Re: [ippm] Tsvart early review of draft-ietf-ippm-ioam-flags-06

Tal Mizrahi <tal.mizrahi.phd@gmail.com> Sun, 03 October 2021 12:40 UTC

MIME-Version: 1.0
References: <163063564823.15336.14662092029682255691@ietfa.amsl.com>
In-Reply-To: <163063564823.15336.14662092029682255691@ietfa.amsl.com>
From: Tal Mizrahi <tal.mizrahi.phd@gmail.com>
Date: Sun, 03 Oct 2021 15:40:29 +0300
Message-ID: <CABUE3XkMnySVLtKx5EDaKGCt39tYhk03a4-8yOkm7Vwgffo1rg@mail.gmail.com>
To: Bernard Aboba <bernard.aboba@gmail.com>, IPPM Chairs <ippm-chairs@ietf.org>
Cc: tsv-art@ietf.org, draft-ietf-ippm-ioam-flags.all@ietf.org, IETF IPPM WG <ippm@ietf.org>
Content-Type: text/plain; charset="UTF-8"
Archived-At: <https://mailarchive.ietf.org/arch/msg/ippm/GaWkuGjz8K5mjf0s8IEjzJCO2vo>
Subject: Re: [ippm] Tsvart early review of draft-ietf-ippm-ioam-flags-06
Precedence: list

Dear Bernard,

Many thanks for the thorough review.

Please see the responses and text update suggestions below, marked with [TM].
Please let us know if there are any further comments.

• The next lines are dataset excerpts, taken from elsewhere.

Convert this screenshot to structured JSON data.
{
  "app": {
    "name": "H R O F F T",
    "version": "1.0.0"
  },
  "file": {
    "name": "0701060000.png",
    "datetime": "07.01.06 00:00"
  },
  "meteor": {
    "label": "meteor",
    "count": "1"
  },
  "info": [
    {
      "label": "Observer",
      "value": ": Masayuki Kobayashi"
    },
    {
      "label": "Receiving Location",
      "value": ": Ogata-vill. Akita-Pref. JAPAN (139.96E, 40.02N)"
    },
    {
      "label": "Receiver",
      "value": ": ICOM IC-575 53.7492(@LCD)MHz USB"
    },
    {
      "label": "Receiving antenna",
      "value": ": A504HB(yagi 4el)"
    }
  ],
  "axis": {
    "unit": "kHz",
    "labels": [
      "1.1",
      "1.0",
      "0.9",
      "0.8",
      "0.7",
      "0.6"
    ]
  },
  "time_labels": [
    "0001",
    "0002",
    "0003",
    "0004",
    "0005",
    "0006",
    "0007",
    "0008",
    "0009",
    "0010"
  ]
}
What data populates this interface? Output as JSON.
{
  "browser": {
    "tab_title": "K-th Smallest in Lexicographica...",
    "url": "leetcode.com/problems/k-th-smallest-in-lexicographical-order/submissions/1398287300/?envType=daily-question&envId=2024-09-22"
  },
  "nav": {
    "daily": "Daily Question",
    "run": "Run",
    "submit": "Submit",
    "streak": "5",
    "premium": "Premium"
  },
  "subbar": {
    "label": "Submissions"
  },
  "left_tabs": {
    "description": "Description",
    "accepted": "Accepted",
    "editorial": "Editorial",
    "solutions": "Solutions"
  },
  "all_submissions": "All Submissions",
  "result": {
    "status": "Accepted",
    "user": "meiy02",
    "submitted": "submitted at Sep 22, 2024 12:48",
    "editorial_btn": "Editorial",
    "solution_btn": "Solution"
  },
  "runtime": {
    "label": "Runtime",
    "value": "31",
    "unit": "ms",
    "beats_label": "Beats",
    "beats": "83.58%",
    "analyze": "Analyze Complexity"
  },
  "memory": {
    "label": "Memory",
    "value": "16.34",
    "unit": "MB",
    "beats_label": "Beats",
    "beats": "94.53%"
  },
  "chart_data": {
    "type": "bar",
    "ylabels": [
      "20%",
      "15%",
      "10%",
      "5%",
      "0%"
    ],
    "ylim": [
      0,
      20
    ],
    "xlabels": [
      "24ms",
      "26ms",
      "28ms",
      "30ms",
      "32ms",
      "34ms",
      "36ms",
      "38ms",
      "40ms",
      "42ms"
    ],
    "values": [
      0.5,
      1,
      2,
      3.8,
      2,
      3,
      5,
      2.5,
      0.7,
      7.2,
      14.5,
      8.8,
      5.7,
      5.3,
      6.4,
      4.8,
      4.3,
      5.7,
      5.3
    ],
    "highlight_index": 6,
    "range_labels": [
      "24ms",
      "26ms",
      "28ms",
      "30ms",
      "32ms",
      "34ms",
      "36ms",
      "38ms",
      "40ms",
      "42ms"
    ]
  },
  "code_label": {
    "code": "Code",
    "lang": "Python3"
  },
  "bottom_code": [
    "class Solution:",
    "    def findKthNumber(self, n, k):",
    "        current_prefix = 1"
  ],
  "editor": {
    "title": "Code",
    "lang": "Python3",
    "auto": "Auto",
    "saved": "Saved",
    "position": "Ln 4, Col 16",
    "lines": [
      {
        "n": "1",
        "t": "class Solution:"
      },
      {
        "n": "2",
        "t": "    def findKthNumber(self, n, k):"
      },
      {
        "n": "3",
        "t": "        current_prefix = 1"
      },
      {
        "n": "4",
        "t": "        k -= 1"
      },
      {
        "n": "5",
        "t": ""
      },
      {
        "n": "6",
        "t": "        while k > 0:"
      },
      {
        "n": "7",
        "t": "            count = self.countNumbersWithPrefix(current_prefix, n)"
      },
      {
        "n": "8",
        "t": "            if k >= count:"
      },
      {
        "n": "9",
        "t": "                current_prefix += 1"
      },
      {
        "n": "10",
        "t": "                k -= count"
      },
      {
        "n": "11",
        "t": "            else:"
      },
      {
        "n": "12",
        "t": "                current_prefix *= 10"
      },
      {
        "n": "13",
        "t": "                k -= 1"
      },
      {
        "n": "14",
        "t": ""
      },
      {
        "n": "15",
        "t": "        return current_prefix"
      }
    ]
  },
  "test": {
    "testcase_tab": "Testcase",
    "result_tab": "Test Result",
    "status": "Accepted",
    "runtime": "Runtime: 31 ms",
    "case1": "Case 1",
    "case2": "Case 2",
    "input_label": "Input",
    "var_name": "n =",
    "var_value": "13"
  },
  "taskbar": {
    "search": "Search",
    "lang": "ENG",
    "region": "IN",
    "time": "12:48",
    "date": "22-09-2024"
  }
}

On Fri, Sep 3, 2021 at 5:20 AM Bernard Aboba via Datatracker
<noreply@ietf.org> wrote:
>
> Reviewer: Bernard Aboba
> Review result: Ready with Issues
>
> Transport Area Review Team (TSV-ART)
> Document: draft-ietf-ppm-ioam-flags-06
> Reviewer: Bernard Aboba
> Verdict: Ready with Issues
>
> Overall comment
>
> The review request indicated:
> "Please review this document, specifically for security considerations around
> amplification attacks or similar concerns."
>
> Indeed, the amplification attacks do appear to be an important potential issue
> with the document.
>
> In Section 8 it is stated:
>
> "  IOAM is assumed to be deployed in a restricted administrative domain,
>    thus limiting the scope of the threats above and their affect.  This
>    is a fundamental assumtion with respect to the security aspects of"
>
> While this is a common argument, it does not impress me, particularly now that
> security breaches have become so common. So I'd prefer to start from the
> assumption that the administrative domain will eventually be breached.
>
> For example, one might start from the assumption that:
>
> 1. An attacker can find a way to inject packets with one or more of the flags
> defined in the document set to a value of their choosing. 2. An attacker can
> compromise the firmware load of an IOAM encapsulating node so as to affect
> execution of
>    the algorithms defined in the document.
>
> Then based on these assumptions, see what mitigations can be added to minimize
> the damage.
>
> For example, one might minimize the damage by adding a mandatory-to-implement
> "circuit breaker".
>

[TM] You make a valid point regarding the basic assumption and how it
is described.
The following text edit is proposed:
OLD:
   An attacker may attempt to overload network devices by injecting
   synthetic packets that include an IOAM Trace Option with one or more
   of the flags defined in this document.  Similarly, an on-path
   attacker may maliciously set one or more of the flags of transit
   packets.
...
   IOAM is assumed to be deployed in a restricted administrative domain,
   thus limiting the scope of the threats above and their affect.  This
   is a fundamental assumtion with respect to the security aspects of
   IOAM, as further discussed in [I-D.ietf-ippm-ioam-data].
NEW:
   IOAM is assumed to be deployed in a restricted administrative domain,
   thus limiting the scope of the threats above and their effect.  This
   is a fundamental assumption with respect to the security aspects of
   IOAM, as further discussed in [I-D.ietf-ippm-ioam-data]. However,
   despite this assumption, security threats should still be
   considered and mitigated. Specifically,
   an attacker may attempt to overload network devices by injecting
   synthetic packets that include an IOAM Trace Option with one or more
   of the flags defined in this document.  Similarly, an on-path
   attacker may maliciously set one or more of the flags of transit
   packets.
...
END

Then, the rest of this section (marked by "..." above), as currently
structured, provides more details about the threats and mitigations.
The "circuit breaker" sounds like it may create a DoS threat. The
currently proposed mitigation methods are intended to limit the impact
of a potential attack, but not to "break" anything.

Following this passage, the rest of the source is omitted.